Giovanni Barbieri reflects what makes the world hang together in the context of Conference Regional Challenges to Multilateralism.

His main argument was that international system’s dynamics, as well as actors’ behaviors and constraints, could not be explained only by neo-utilitarian theoretical approaches, like neorealism and neo-liberalism. His advice was that greater efforts should have been made to search for alternative explanations regarding actors’ identities and interests.

What makes the world hang together today? This has been the central underlying question of the recently concluded general conference on Regional Challenges to Multilateralism, held in Tampere from 13 to 16 September. After nine panels, thirty-four panelists, two key-lecturers by Amitav Acharya and Barry Gills, the emerging answer was a conditional one: what once made the world hang together has gone nearly lost. The main reason for that resides in the western inability of thinking about international politics in a genuinely inclusive way or, saying it with Ruggie, in a non-utilitarian and unbiased approach. It is mostly about the lack of inclusiveness and pluralism.

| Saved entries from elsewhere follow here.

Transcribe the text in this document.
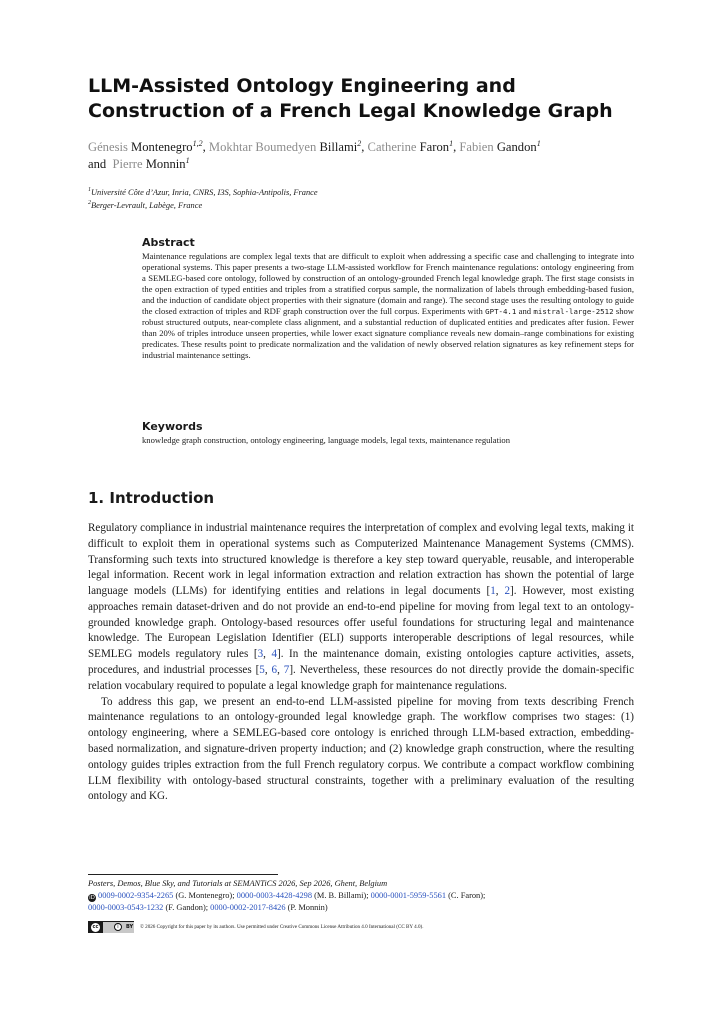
LLM-Assisted Ontology Engineering and Construction of a French Legal Knowledge Graph
Génesis Montenegro$^{1,2}$, Mokhtar Boumedyen Billami$^2$, Catherine Faron$^1$, Fabien Gandon$^1$
and Pierre Monnin$^1$
$^1$Université Côte d’Azur, Inria, CNRS, I3S, Sophia-Antipolis, France
$^2$Berger-Levrault, Labège, France
Abstract

Maintenance regulations are complex legal texts that are difficult to exploit when addressing a specific case and challenging to integrate into operational systems. This paper presents a two-stage LLM-assisted workflow for French maintenance regulations: ontology engineering from a SEMLEG-based core ontology, followed by construction of an ontology-grounded French legal knowledge graph. The first stage consists in the open extraction of typed entities and triples from a stratified corpus sample, the normalization of labels through embedding-based fusion, and the induction of candidate object properties with their signature (domain and range). The second stage uses the resulting ontology to guide the closed extraction of triples and RDF graph construction over the full corpus. Experiments with GPT-4.1 and mistral-large-2512 show robust structured outputs, near-complete class alignment, and a substantial reduction of duplicated entities and predicates after fusion. Fewer than 20% of triples introduce unseen properties, while lower exact signature compliance reveals new domain–range combinations for existing predicates. These results point to predicate normalization and the validation of newly observed relation signatures as key refinement steps for industrial maintenance settings.

Keywords

knowledge graph construction, ontology engineering, language models, legal texts, maintenance regulation

1. Introduction

Regulatory compliance in industrial maintenance requires the interpretation of complex and evolving legal texts, making it difficult to exploit them in operational systems such as Computerized Maintenance Management Systems (CMMS). Transforming such texts into structured knowledge is therefore a key step toward queryable, reusable, and interoperable legal information. Recent work in legal information extraction and relation extraction has shown the potential of large language models (LLMs) for identifying entities and relations in legal documents [1, 2]. However, most existing approaches remain dataset-driven and do not provide an end-to-end pipeline for moving from legal text to an ontology-grounded knowledge graph. Ontology-based resources offer useful foundations for structuring legal and maintenance knowledge. The European Legislation Identifier (ELI) supports interoperable descriptions of legal resources, while SEMLEG models regulatory rules [3, 4]. In the maintenance domain, existing ontologies capture activities, assets, procedures, and industrial processes [5, 6, 7]. Nevertheless, these resources do not directly provide the domain-specific relation vocabulary required to populate a legal knowledge graph for maintenance regulations.

To address this gap, we present an end-to-end LLM-assisted pipeline for moving from texts describing French maintenance regulations to an ontology-grounded legal knowledge graph. The workflow comprises two stages: (1) ontology engineering, where a SEMLEG-based core ontology is enriched through LLM-based extraction, embedding-based normalization, and signature-driven property induction; and (2) knowledge graph construction, where the resulting ontology guides triples extraction from the full French regulatory corpus. We contribute a compact workflow combining LLM flexibility with ontology-based structural constraints, together with a preliminary evaluation of the resulting ontology and KG.

Posters, Demos, Blue Sky, and Tutorials at SEMANTiCS 2026, Sep 2026, Ghent, Belgium

iD 0009-0002-9354-2265 (G. Montenegro); 0000-0003-4428-4298 (M. B. Billami); 0000-0001-5959-5561 (C. Faron);
0000-0003-0543-1232 (F. Gandon); 0000-0002-2017-8426 (P. Monnin)

cc	i	BY © 2026 Copyright for this paper by its authors. Use permitted under Creative Commons License Attribution 4.0 International (CC BY 4.0).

The contributions from Brasilian, South African, Indian, Chinese and Russian resident scholars and researchers made it clear that growing discomfort with current multilateral practices is not so much about multilateralism itself, but about how it is (mis)managed by western developed countries. The Brics countries, as well as all the other emerging countries who are siding with them, started to imagine a diverse international environment governed by different rules and principles. The specificity of this new regionalist trend is that it is taking shape on premises different from those provided by the traditional (western) global governance framework or, in other words, it is likely to be leading to a non-liberal international order. For this reason, to date Brics could be considered as an Intent Manifesto, with concrete possibilities of evolving into a relevant political group.

Not surprisingly, fast growing countries like China and India started to feel uncomfortable with the idea of order based on an underlying principle of cultural and political homogeneity and homogenization. Both are struggling to put forth their own political and cultural identities in the building process of their respective International political spaces, alliances and networks, and by doing that they are redefining the 70 years old architecture once implemented by the United States and its allies. At the very base of their grievances stand developmental and financial issues. The whole Brics group, together with siding actors, is very concerned about the necessity of adopting independent developmental policies, including autonomous infrastructure finance schemes and a different approach in inter-state relations. Although the phenomenon is still limited to the Asian region, western ability to cope with changing conditions and emerging countries’ needs will determine its reach. The more the west will remain deaf to these requests, the more emerging and developing countries will side with the Brics core group. The task is to avoid the emergence of any reason of conflict between the forming Global South and the existing Global North. That would not necessarily imply the demise of order tout court. Rather, this could reveal to be an opportunity to redefine the architecture of the international order, where diversity does not necessary mean instability and where heterogeneity does not rhyme with insecurity. The real challenge is to leave aside the traditional nation-state based approach, which necessary calls for utilitarian action, and to shift towards a worldly vision of inter-societal relations, made upon openness to different way of thought and the perception of the ‘other’ as part of the same human global community.

Finally, such an attitude would make the world hang together tomorrow.